To be sure, the Founders’ view of rights was imperfect. Blacks and Indians were grossly mistreated and women were not full citizens.
But by the standards that existed then, the America’s Founders did a remarkable job of curtailing the power of the state and enhancing the rights of individuals.
The good news is that there have been some significant expansions of liberty ever since the Declaration of Independence. A bloody war was fought in part to end the scourge of slavery. The toxic combination of racism and statism embodied by the Jim Crow laws has been abolished. And women now have full political and economic rights.

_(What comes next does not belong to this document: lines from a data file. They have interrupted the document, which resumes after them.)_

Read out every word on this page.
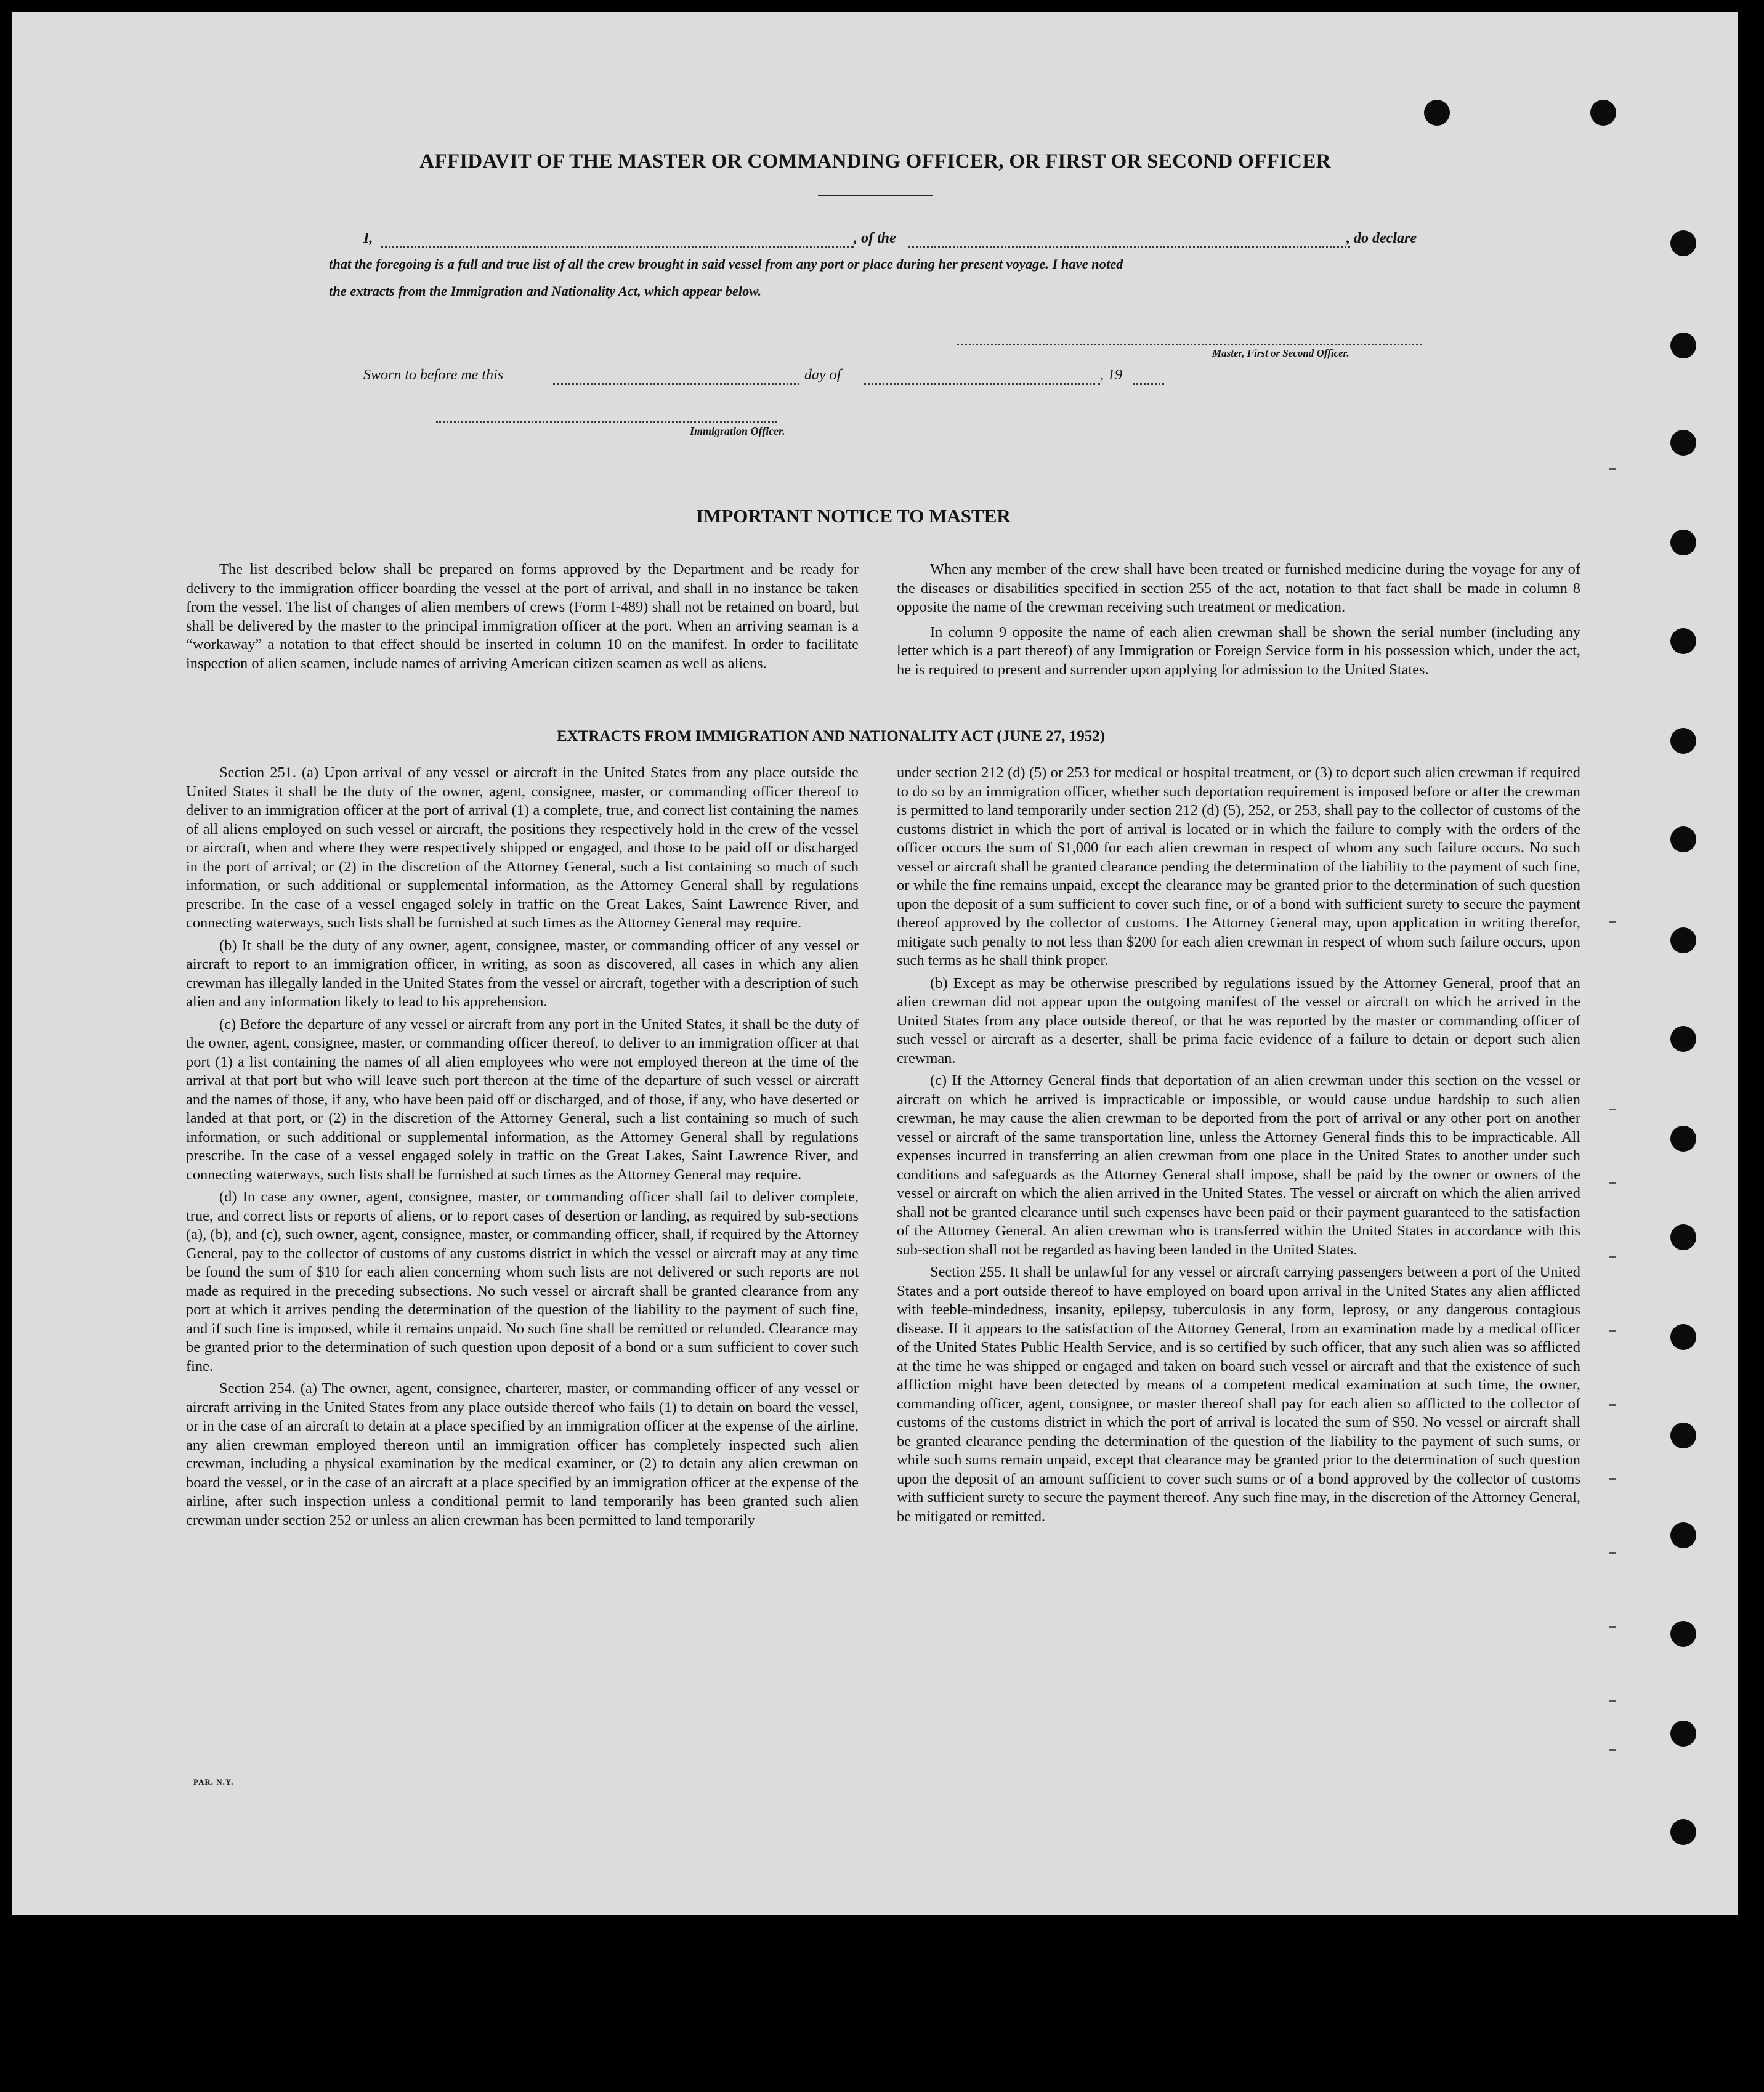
AFFIDAVIT OF THE MASTER OR COMMANDING OFFICER, OR FIRST OR SECOND OFFICER
I,	, of the	, do declare
that the foregoing is a full and true list of all the crew brought in said vessel from any port or place during her present voyage. I have noted
the extracts from the Immigration and Nationality Act, which appear below.
Master, First or Second Officer.
Sworn to before me this	day of	, 19
Immigration Officer.
IMPORTANT NOTICE TO MASTER

The list described below shall be prepared on forms approved by the Department and be ready for delivery to the immigration officer boarding the vessel at the port of arrival, and shall in no instance be taken from the vessel. The list of changes of alien members of crews (Form I-489) shall not be retained on board, but shall be delivered by the master to the principal immigration officer at the port. When an arriving seaman is a “workaway” a notation to that effect should be inserted in column 10 on the manifest. In order to facilitate inspection of alien seamen, include names of arriving American citizen seamen as well as aliens.

When any member of the crew shall have been treated or furnished medicine during the voyage for any of the diseases or disabilities specified in section 255 of the act, notation to that fact shall be made in column 8 opposite the name of the crewman receiving such treatment or medication.

In column 9 opposite the name of each alien crewman shall be shown the serial number (including any letter which is a part thereof) of any Immigration or Foreign Service form in his possession which, under the act, he is required to present and surrender upon applying for admission to the United States.

EXTRACTS FROM IMMIGRATION AND NATIONALITY ACT (JUNE 27, 1952)

Section 251. (a) Upon arrival of any vessel or aircraft in the United States from any place outside the United States it shall be the duty of the owner, agent, consignee, master, or commanding officer thereof to deliver to an immigration officer at the port of arrival (1) a complete, true, and correct list containing the names of all aliens employed on such vessel or aircraft, the positions they respectively hold in the crew of the vessel or aircraft, when and where they were respectively shipped or engaged, and those to be paid off or discharged in the port of arrival; or (2) in the discretion of the Attorney General, such a list containing so much of such information, or such additional or supplemental information, as the Attorney General shall by regulations prescribe. In the case of a vessel engaged solely in traffic on the Great Lakes, Saint Lawrence River, and connecting waterways, such lists shall be furnished at such times as the Attorney General may require.

(b) It shall be the duty of any owner, agent, consignee, master, or commanding officer of any vessel or aircraft to report to an immigration officer, in writing, as soon as discovered, all cases in which any alien crewman has illegally landed in the United States from the vessel or aircraft, together with a description of such alien and any information likely to lead to his apprehension.

(c) Before the departure of any vessel or aircraft from any port in the United States, it shall be the duty of the owner, agent, consignee, master, or commanding officer thereof, to deliver to an immigration officer at that port (1) a list containing the names of all alien employees who were not employed thereon at the time of the arrival at that port but who will leave such port thereon at the time of the departure of such vessel or aircraft and the names of those, if any, who have been paid off or discharged, and of those, if any, who have deserted or landed at that port, or (2) in the discretion of the Attorney General, such a list containing so much of such information, or such additional or supplemental information, as the Attorney General shall by regulations prescribe. In the case of a vessel engaged solely in traffic on the Great Lakes, Saint Lawrence River, and connecting waterways, such lists shall be furnished at such times as the Attorney General may require.

(d) In case any owner, agent, consignee, master, or commanding officer shall fail to deliver complete, true, and correct lists or reports of aliens, or to report cases of desertion or landing, as required by sub-sections (a), (b), and (c), such owner, agent, consignee, master, or commanding officer, shall, if required by the Attorney General, pay to the collector of customs of any customs district in which the vessel or aircraft may at any time be found the sum of $10 for each alien concerning whom such lists are not delivered or such reports are not made as required in the preceding subsections. No such vessel or aircraft shall be granted clearance from any port at which it arrives pending the determination of the question of the liability to the payment of such fine, and if such fine is imposed, while it remains unpaid. No such fine shall be remitted or refunded. Clearance may be granted prior to the determination of such question upon deposit of a bond or a sum sufficient to cover such fine.

Section 254. (a) The owner, agent, consignee, charterer, master, or commanding officer of any vessel or aircraft arriving in the United States from any place outside thereof who fails (1) to detain on board the vessel, or in the case of an aircraft to detain at a place specified by an immigration officer at the expense of the airline, any alien crewman employed thereon until an immigration officer has completely inspected such alien crewman, including a physical examination by the medical examiner, or (2) to detain any alien crewman on board the vessel, or in the case of an aircraft at a place specified by an immigration officer at the expense of the airline, after such inspection unless a conditional permit to land temporarily has been granted such alien crewman under section 252 or unless an alien crewman has been permitted to land temporarily

under section 212 (d) (5) or 253 for medical or hospital treatment, or (3) to deport such alien crewman if required to do so by an immigration officer, whether such deportation requirement is imposed before or after the crewman is permitted to land temporarily under section 212 (d) (5), 252, or 253, shall pay to the collector of customs of the customs district in which the port of arrival is located or in which the failure to comply with the orders of the officer occurs the sum of $1,000 for each alien crewman in respect of whom any such failure occurs. No such vessel or aircraft shall be granted clearance pending the determination of the liability to the payment of such fine, or while the fine remains unpaid, except the clearance may be granted prior to the determination of such question upon the deposit of a sum sufficient to cover such fine, or of a bond with sufficient surety to secure the payment thereof approved by the collector of customs. The Attorney General may, upon application in writing therefor, mitigate such penalty to not less than $200 for each alien crewman in respect of whom such failure occurs, upon such terms as he shall think proper.

(b) Except as may be otherwise prescribed by regulations issued by the Attorney General, proof that an alien crewman did not appear upon the outgoing manifest of the vessel or aircraft on which he arrived in the United States from any place outside thereof, or that he was reported by the master or commanding officer of such vessel or aircraft as a deserter, shall be prima facie evidence of a failure to detain or deport such alien crewman.

(c) If the Attorney General finds that deportation of an alien crewman under this section on the vessel or aircraft on which he arrived is impracticable or impossible, or would cause undue hardship to such alien crewman, he may cause the alien crewman to be deported from the port of arrival or any other port on another vessel or aircraft of the same transportation line, unless the Attorney General finds this to be impracticable. All expenses incurred in transferring an alien crewman from one place in the United States to another under such conditions and safeguards as the Attorney General shall impose, shall be paid by the owner or owners of the vessel or aircraft on which the alien arrived in the United States. The vessel or aircraft on which the alien arrived shall not be granted clearance until such expenses have been paid or their payment guaranteed to the satisfaction of the Attorney General. An alien crewman who is transferred within the United States in accordance with this sub-section shall not be regarded as having been landed in the United States.

Section 255. It shall be unlawful for any vessel or aircraft carrying passengers between a port of the United States and a port outside thereof to have employed on board upon arrival in the United States any alien afflicted with feeble-mindedness, insanity, epilepsy, tuberculosis in any form, leprosy, or any dangerous contagious disease. If it appears to the satisfaction of the Attorney General, from an examination made by a medical officer of the United States Public Health Service, and is so certified by such officer, that any such alien was so afflicted at the time he was shipped or engaged and taken on board such vessel or aircraft and that the existence of such affliction might have been detected by means of a competent medical examination at such time, the owner, commanding officer, agent, consignee, or master thereof shall pay for each alien so afflicted to the collector of customs of the customs district in which the port of arrival is located the sum of $50. No vessel or aircraft shall be granted clearance pending the determination of the question of the liability to the payment of such sums, or while such sums remain unpaid, except that clearance may be granted prior to the determination of such question upon the deposit of an amount sufficient to cover such sums or of a bond approved by the collector of customs with sufficient surety to secure the payment thereof. Any such fine may, in the discretion of the Attorney General, be mitigated or remitted.

PAR. N.Y.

The bad news is that there also have been significant contractions of liberty in the economic sphere. It started with the so-called Progressive Era, particularly the disastrous tenure of Woodrow Wilson. It then accelerated during FDR’s economy-stifling New Deal. Government’s size and power further expanded during the grim LBJ-Nixon years. And, more recently, we witnessed the debacle of a Supreme Court ruling that the very limited enumerated powers in the Constitution somehow give the federal government the right to coerce individuals to buy products from private companies.
Notwithstanding all this bad news, I’m not quite ready to pack my bags for Australia.
The United States was the only nation founded on a set of philosophical principles and I’m very patriotic – in the proper sense of the word – about being an American.
I hope all American readers enjoy Independence Day. And in the spirit of the Founding Fathers, break a few rules. Dodge a tax, set off some illegal fireworks, and drive over the speed limit!